Surender Raja Surender Raja - 3 months ago 9
Scala Question

Finding the TotalSpent for each Customer in Scala

I am working on a simple requirement to find out the totalSpent by each Customer . If a Customer did not spend anything then I need to display TotalSpent Amount as 0 to him

custs.txt :

100,Surender
101,Raja
102,Vijay


txns.txt :

100,2015-01-29,20
100,2015-01-30,18
101,2015-01-14,30
101,2015-01-17,20


Scala Code :

import scala.io.Source

case class Txns(custId: Int, txn_dateString: String, spentAmount: Int)
object totalamounteachcustomer {


def main (args: Array[String])={


val myCusts=Source.fromFile("C:\\inputfiles\\custs.txt").getLines().toList;

val custsTxns=Source.fromFile("C:\\inputfiles\\txns.txt").getLines().toList;

val TxnsGrped =custsTxns.map { x => {
val Array(custId,txn_dateString,spentAmount) = x.split(",")
Txns(custId.toInt,txn_dateString,spentAmount.toInt)

}
}.groupBy { txn => txn.custId }

for(i <- myCusts)
{
val customer= i.split(",")(0).toInt
val values =TxnsGrped.get(customer)

val TotalSpentAmpunt = values match {

case Some( a:List[Txns]) => a.map { x => x.spentAmount }.sum
case None => 0

}

println(customer+" "+TotalSpentAmpunt)
}
}

}


The above code works..

Output :

100 38
101 50
102 0


Do we have simple Join Keywords in scala?
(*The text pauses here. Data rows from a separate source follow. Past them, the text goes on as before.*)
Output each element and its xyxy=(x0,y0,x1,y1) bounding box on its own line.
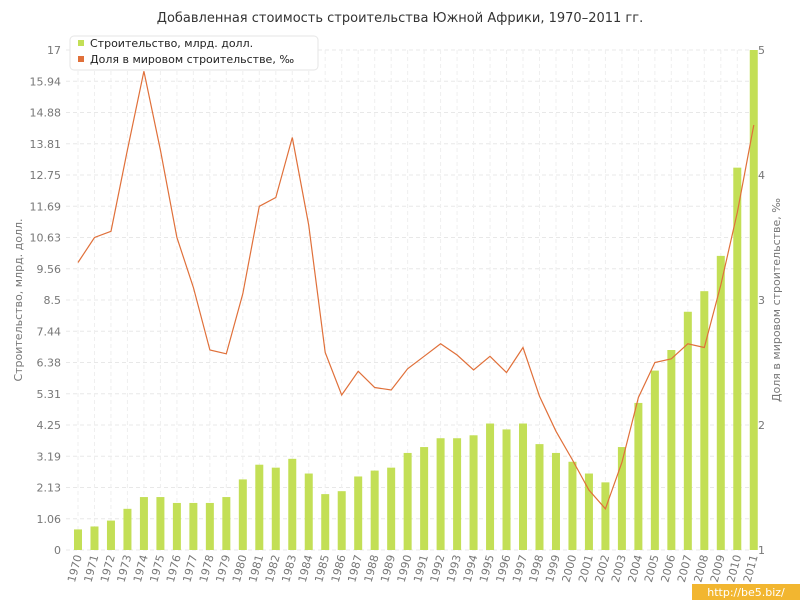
legend-swatch-construction xyxy=(78,40,84,46)
bar xyxy=(387,467,396,550)
bar xyxy=(634,402,643,550)
bar xyxy=(700,291,709,550)
left-tick-label: 17 xyxy=(47,44,61,57)
left-tick-label: 11.69 xyxy=(30,200,62,213)
legend-label-construction: Строительство, млрд. долл. xyxy=(90,37,253,50)
bar xyxy=(716,255,725,550)
share-line xyxy=(77,71,755,510)
right-tick-label: 1 xyxy=(758,544,765,557)
left-tick-label: 0 xyxy=(54,544,61,557)
left-tick-label: 12.75 xyxy=(30,169,62,182)
chart-title: Добавленная стоимость строительства Южно… xyxy=(157,11,643,26)
left-tick-label: 9.56 xyxy=(37,263,62,276)
bar xyxy=(321,494,330,550)
bar xyxy=(156,497,165,550)
bar xyxy=(255,464,264,550)
bar xyxy=(733,167,742,550)
bar xyxy=(403,452,412,550)
bar xyxy=(222,497,231,550)
left-tick-label: 15.94 xyxy=(30,75,62,88)
legend-box xyxy=(69,35,319,71)
bar xyxy=(617,447,626,550)
left-tick-label: 8.5 xyxy=(44,294,62,307)
left-tick-label: 2.13 xyxy=(37,482,62,495)
bar xyxy=(436,438,445,550)
right-tick-label: 3 xyxy=(758,294,765,307)
legend-label-share: Доля в мировом строительстве, ‰ xyxy=(90,53,294,66)
left-tick-label: 4.25 xyxy=(37,419,62,432)
left-tick-label: 6.38 xyxy=(37,357,62,370)
legend: Строительство, млрд. долл. Доля в мирово… xyxy=(69,35,319,71)
bar xyxy=(486,423,495,550)
bar xyxy=(238,479,247,550)
bar xyxy=(650,370,659,550)
bar xyxy=(106,520,115,550)
bar xyxy=(601,482,610,550)
bar xyxy=(535,444,544,550)
watermark[interactable]: http://be5.biz/ xyxy=(692,584,800,600)
left-tick-label: 10.63 xyxy=(30,232,62,245)
left-tick-label: 13.81 xyxy=(30,138,62,151)
bar xyxy=(337,491,346,550)
watermark-bg xyxy=(692,584,800,600)
bar xyxy=(551,452,560,550)
bar xyxy=(205,502,214,550)
left-axis-ticks: 0 1.06 2.13 3.19 4.25 5.31 6.38 7.44 8.5 9.56 10.6… xyxy=(30,44,62,557)
left-tick-label: 1.06 xyxy=(37,513,62,526)
left-tick-label: 14.88 xyxy=(30,107,62,120)
right-tick-label: 5 xyxy=(758,44,765,57)
bar-series xyxy=(74,50,758,550)
bar xyxy=(370,470,379,550)
right-tick-label: 2 xyxy=(758,419,765,432)
left-tick-label: 5.31 xyxy=(37,388,62,401)
bar xyxy=(502,429,511,550)
bar xyxy=(584,473,593,550)
bar xyxy=(354,476,363,550)
bar xyxy=(469,435,478,550)
bar xyxy=(519,423,528,550)
bar xyxy=(271,467,280,550)
bar xyxy=(74,529,82,550)
left-axis-title: Строительство, млрд. долл. xyxy=(12,218,25,381)
bar xyxy=(683,311,692,550)
x-axis-ticks: 1970197119721973197419751976197719781979… xyxy=(65,553,761,583)
bar xyxy=(667,350,676,550)
bar xyxy=(139,497,148,550)
bar xyxy=(123,508,132,550)
legend-swatch-share xyxy=(78,56,84,62)
bar xyxy=(568,461,577,550)
right-axis-ticks: 1 2 3 4 5 xyxy=(758,44,765,557)
left-tick-label: 7.44 xyxy=(37,325,62,338)
bar xyxy=(172,502,181,550)
bar xyxy=(304,473,313,550)
right-axis-title: Доля в мировом строительстве, ‰ xyxy=(770,198,783,402)
bar xyxy=(90,526,99,550)
bar xyxy=(420,447,429,550)
bar xyxy=(749,50,758,550)
watermark-link[interactable]: http://be5.biz/ xyxy=(707,586,785,599)
bar xyxy=(453,438,462,550)
left-tick-label: 3.19 xyxy=(37,450,62,463)
bar xyxy=(189,502,198,550)
right-tick-label: 4 xyxy=(758,169,765,182)
bar xyxy=(288,458,297,550)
If we need to get values based on common key between two files then can't we use something like Join(inner join, left join) in scala?

Here, I am using scala collection Map and iterate it over against each Customer.

Can we achieve this same requirement with simple lines of scala code ?

Answer

Implementing join of maps is a piece of cake in Scala:

def join[K, A, B](a: Map[K, A], b: Map[K, B]): Map[K, (A,B)] =
    for((k,va) <- a; vb <- b.get(k)) yield k -> (va, vb)

Use example:

val customers = Map(
 100 -> "Surender",
 101 -> "Raja",
 102 -> "Vijay"
)

val purchases = Seq(
 (100,"2015-01-29",20),
 (100,"2015-01-30",18),
 (101,"2015-01-14",30),
 (101,"2015-01-17",20)
) groupBy(_._1)

join(customers, purchases) mapValues { case (_, l) => l.map(_._3).sum }

You can make of join an infix operation by wrapping it in an implicit class:

implicit class C[K, A](a: Map[K, A]) {

    def join[B](b: Map[K, B]): Map[K, (A,B)] =
        for((k,va) <- a; vb <- b.get(k)) yield k -> (va, vb)

}

customers join purchases

Note that this join implementation (inner join) is easily modificable to behave as a left-join:

implicit class C[K, A](a: Map[K, A]) {

    def join[B](b: Map[K, B]): Map[K, (A,B)] =
        for((k,va) <- a; vb <- b.get(k)) yield k -> (va, vb)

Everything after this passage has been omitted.